MacPro4,1/5,1 have a completely different design from Power Macs and nothing applies directly here.
* Reseating video card
* Booting with a different video card (all I had was a "3D Force FX-5200LE 128M" but it didn't work
* Multiple monitors, cables, and keyboards
No matter what, I get a chime but no display. (Even if I wait 20 minutes) If I plug the keyboard in I see caps lock flash green but that's it. If I press caps lock, nothing happens. Nothing happens if I hit eject. Dual Xeon X5690 64GB RAM. Thanks.

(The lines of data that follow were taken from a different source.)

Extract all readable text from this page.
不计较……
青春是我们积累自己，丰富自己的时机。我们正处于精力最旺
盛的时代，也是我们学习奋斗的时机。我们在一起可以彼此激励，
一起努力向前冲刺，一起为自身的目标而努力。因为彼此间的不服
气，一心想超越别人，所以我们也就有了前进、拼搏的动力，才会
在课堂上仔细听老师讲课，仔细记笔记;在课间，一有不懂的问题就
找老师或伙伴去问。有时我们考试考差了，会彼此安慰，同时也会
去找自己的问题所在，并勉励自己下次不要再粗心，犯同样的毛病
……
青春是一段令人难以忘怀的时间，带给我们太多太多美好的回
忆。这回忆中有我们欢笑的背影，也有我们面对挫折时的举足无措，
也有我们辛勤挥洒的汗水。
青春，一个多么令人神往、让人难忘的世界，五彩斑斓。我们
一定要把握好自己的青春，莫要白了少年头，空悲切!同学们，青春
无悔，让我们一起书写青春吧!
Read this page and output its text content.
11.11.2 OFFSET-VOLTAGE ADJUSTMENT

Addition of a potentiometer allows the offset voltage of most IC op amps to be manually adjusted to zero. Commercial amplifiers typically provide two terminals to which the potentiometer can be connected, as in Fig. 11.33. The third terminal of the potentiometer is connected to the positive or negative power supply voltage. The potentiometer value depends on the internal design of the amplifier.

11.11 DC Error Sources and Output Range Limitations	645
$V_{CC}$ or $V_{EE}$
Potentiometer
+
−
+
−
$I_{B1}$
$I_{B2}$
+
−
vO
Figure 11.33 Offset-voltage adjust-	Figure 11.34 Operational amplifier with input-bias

Install a confirmed working GPU and a disk with a working/supported macOS install, remove everything else. Now remove the RTC battery from the backplane battery holder and power on, this procedure will instruct the Mac Pro EFI firmware to temporarily bypass the NVRAM and enter a fail-safe mode. If you now can finally boot, you will need a BootROM reconstruction service.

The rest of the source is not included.